08/09/2007
Bien qu'elles aient été les élections les plus libres de l'histoire du Maroc, les élections législatives du 7 septembre n'ont pas suscité l'intérêt de la majorité des électeurs et ne les ont pas incités à aller voter.
Par Sarah Touahri pour Magharebia à Rabat – 08/09/2007
![]() [Sarah Touahri] Sur les quelque 15,5 millions d'électeurs inscrits, seuls 41 pour cent se sont rendus aux urnes. |
Les élections législatives au Maroc de vendredi 7 septembre ont été marquées par une forte abstention, en dépit des efforts du gouvernement d'assurer une forte participation. Bien que plus de 15,5 millions de Marocains aient été inscrits pour l'élection des 325 députés de la Chambre des Représentants, le Ministre de l'Intérieur Chakib Benmoussa a annoncé à 20 heures que la participation ne dépasserait vraisemblablement pas 41 pour cent, malgré la campagne de sensibilisation qui avait débuté il y a plusieurs mois, pour encourager les électeurs à se déplacer en grand nombre.

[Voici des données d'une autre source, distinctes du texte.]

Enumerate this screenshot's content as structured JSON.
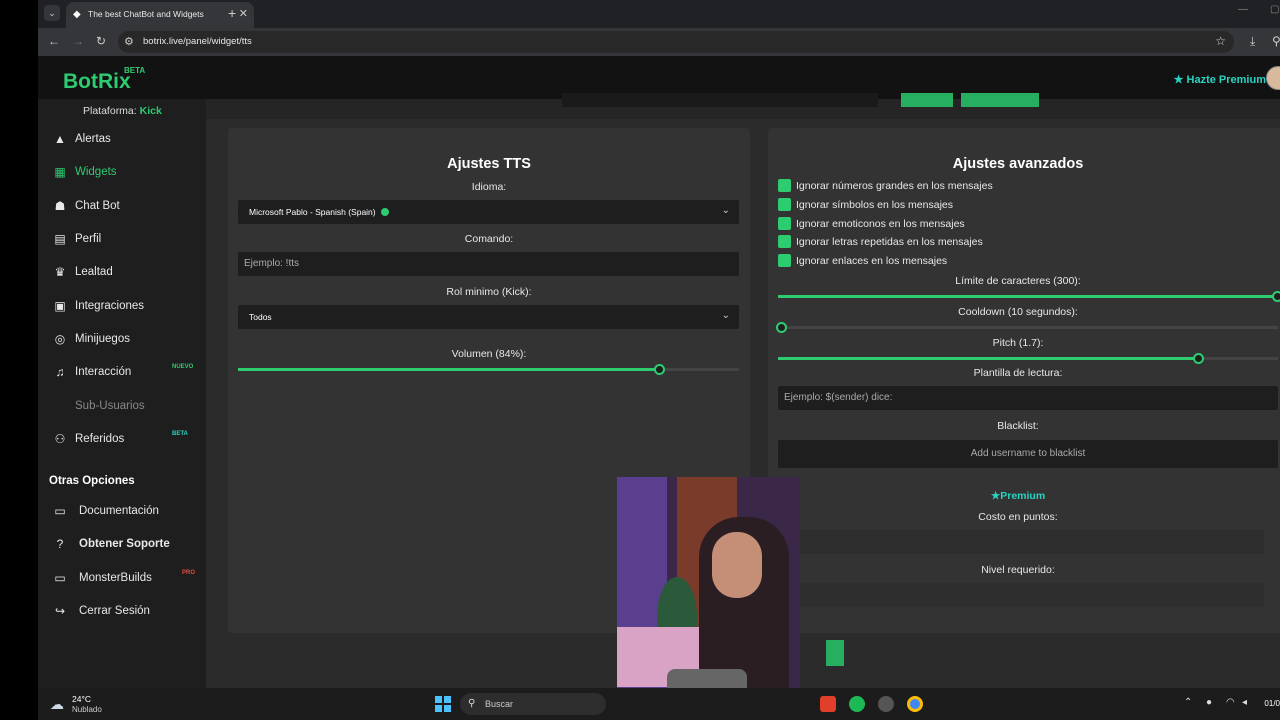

Mohamed Tozy, professeur de science politique à l'Université Hassan II de Casablanca, a affirmé que l'importance de ce scrutin n'avait pas été correctement communiquée au public, parce qu'il n'y avait pas eu "de réels débats de la part du gouvernement ou de l'opposition", et que les plates-formes des partis avaient été "globales et ambiguës".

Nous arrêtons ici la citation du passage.